Martinsos / edlib

Lightweight, super fast C/C++ (& Python) library for sequence alignment using edit (Levenshtein) distance.
http://martinsos.github.io/edlib
MIT License
492 stars 162 forks source link

Choosing longest or shortest alignment #213

Open brendanf opened 1 year ago

brendanf commented 1 year ago

I am testing edlib for the purpose of calculating pairwise identites between sequences, using the BLAST/USEARCH definition of sequence identity; i.e. $\text{id} = \frac{\text{edit distance}}{\text{alignment length}}$. One difficulty I am finding is that there can be multiple alignments which have the same edit distance, but different lengths, even in the fully global case, because it may be possible to trade, e.g., 2 mismatches for 1 insertion and 1 deletion. This means that the pairwise identity is not uniquely defined. Is there any way for edlib to give me a maximally long and/or maximally short CIGAR, or even just calculate what the maximum and minimum lengths are?
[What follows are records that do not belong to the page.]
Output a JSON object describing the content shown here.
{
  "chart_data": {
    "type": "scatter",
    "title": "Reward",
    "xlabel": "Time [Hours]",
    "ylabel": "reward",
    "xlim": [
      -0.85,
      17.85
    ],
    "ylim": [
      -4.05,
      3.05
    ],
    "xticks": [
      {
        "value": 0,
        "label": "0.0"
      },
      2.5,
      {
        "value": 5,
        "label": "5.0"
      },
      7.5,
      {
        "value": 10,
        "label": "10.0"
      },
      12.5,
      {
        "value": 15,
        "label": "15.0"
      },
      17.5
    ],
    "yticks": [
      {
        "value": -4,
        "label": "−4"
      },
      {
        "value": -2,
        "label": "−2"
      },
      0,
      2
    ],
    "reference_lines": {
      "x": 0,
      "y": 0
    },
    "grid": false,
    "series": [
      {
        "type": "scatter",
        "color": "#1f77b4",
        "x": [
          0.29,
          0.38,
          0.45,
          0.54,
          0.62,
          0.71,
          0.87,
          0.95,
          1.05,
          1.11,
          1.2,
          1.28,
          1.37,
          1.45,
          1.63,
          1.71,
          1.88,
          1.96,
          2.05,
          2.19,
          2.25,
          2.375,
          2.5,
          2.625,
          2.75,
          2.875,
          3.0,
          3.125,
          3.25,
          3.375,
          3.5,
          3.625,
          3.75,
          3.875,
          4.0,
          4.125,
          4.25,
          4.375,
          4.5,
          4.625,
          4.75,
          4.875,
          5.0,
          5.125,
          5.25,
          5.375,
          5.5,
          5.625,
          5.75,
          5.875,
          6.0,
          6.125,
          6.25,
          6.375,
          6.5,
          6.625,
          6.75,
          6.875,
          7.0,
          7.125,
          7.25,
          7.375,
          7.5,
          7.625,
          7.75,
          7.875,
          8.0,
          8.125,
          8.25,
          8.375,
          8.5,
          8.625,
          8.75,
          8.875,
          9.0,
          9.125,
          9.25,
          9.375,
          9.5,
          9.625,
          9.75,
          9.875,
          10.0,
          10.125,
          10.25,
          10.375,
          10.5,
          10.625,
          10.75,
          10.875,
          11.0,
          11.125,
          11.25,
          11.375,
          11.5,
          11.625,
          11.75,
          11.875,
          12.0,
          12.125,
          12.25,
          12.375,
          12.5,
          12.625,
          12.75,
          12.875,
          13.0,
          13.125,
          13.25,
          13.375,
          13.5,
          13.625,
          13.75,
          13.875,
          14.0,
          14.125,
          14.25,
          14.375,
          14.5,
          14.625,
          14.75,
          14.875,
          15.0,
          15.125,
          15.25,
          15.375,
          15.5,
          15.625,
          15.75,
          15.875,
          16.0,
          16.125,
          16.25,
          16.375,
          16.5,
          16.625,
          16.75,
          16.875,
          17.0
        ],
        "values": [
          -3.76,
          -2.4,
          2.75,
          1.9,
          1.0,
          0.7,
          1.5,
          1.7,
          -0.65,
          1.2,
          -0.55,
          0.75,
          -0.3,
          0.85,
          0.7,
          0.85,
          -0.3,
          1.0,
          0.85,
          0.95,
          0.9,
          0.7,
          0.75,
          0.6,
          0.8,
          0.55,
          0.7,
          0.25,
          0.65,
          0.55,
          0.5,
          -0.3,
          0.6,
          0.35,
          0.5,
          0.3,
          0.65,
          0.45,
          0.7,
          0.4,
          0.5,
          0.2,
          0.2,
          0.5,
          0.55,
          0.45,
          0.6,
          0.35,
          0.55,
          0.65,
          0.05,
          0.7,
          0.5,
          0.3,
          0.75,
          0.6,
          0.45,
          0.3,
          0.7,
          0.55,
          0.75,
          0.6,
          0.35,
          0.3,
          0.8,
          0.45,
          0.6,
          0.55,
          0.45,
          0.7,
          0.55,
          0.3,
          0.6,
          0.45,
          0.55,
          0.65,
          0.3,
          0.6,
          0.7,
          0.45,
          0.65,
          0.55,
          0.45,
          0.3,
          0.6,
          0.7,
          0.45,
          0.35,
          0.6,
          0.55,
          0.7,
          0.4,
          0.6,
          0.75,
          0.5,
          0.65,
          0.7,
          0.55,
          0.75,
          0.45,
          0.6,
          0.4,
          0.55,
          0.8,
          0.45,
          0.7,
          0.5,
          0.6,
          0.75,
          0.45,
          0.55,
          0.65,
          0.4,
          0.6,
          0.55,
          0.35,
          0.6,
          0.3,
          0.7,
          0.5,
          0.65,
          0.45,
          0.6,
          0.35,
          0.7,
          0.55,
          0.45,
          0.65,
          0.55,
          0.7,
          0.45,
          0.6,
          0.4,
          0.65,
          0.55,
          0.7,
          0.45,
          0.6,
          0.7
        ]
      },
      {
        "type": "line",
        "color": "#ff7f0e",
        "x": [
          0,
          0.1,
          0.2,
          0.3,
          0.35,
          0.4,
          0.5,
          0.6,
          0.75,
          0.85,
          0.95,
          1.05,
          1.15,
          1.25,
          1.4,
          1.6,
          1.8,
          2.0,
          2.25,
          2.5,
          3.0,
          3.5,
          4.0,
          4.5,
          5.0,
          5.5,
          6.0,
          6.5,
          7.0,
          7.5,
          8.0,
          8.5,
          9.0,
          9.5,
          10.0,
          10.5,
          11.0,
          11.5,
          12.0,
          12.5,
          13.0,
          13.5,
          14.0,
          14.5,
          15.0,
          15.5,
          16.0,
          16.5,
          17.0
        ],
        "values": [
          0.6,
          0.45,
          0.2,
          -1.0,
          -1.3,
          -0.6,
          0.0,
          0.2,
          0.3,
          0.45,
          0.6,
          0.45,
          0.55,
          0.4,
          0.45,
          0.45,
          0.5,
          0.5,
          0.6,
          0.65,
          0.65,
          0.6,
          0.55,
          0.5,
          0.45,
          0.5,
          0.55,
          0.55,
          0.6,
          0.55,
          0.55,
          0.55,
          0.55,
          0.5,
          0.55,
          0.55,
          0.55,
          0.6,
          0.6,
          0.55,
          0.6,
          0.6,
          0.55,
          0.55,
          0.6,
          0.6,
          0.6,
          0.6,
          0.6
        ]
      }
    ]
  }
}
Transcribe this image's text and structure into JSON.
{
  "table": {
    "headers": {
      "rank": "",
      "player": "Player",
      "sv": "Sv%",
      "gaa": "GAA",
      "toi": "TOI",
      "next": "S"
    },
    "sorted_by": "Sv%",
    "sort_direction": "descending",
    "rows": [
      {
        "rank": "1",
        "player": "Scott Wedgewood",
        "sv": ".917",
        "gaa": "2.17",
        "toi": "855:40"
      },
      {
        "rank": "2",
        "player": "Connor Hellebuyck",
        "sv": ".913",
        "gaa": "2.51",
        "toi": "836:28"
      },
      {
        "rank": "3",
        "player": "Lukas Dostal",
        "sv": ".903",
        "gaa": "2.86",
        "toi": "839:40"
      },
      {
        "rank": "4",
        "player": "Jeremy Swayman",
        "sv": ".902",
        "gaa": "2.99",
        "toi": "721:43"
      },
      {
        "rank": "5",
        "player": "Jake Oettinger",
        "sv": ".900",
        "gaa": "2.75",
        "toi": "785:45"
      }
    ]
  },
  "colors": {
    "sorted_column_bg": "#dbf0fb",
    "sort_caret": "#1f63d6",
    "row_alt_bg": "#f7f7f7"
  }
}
If this is possible but would require some coding, I'd be willing to give it a shot if you give me some pointers.

Martinsos commented 1 year ago

@brendanf I am not 100% sure as it has been some time since I have implemented the core part of Edlib, but off the bat I would guess that is probably not easy to do. Edlib is fast because it is optimized to use edit distance as scoring mechanism, and adding any additional criteria, like for example to try and find minimal size of cigar, will almost certainly be hard to fit into that. One thing you can do is tell it to return multiple possible positions at which the alignment ends -> is that helpful? You can't make sure those are the min and max though if I am correct.

I can't give much better answer right now without spending significant amount of time on figure this all out. If you are intersted, there is a link to an article for Edlib that I wrote, that explains inner workings in detail, so that could shine some light on your question also.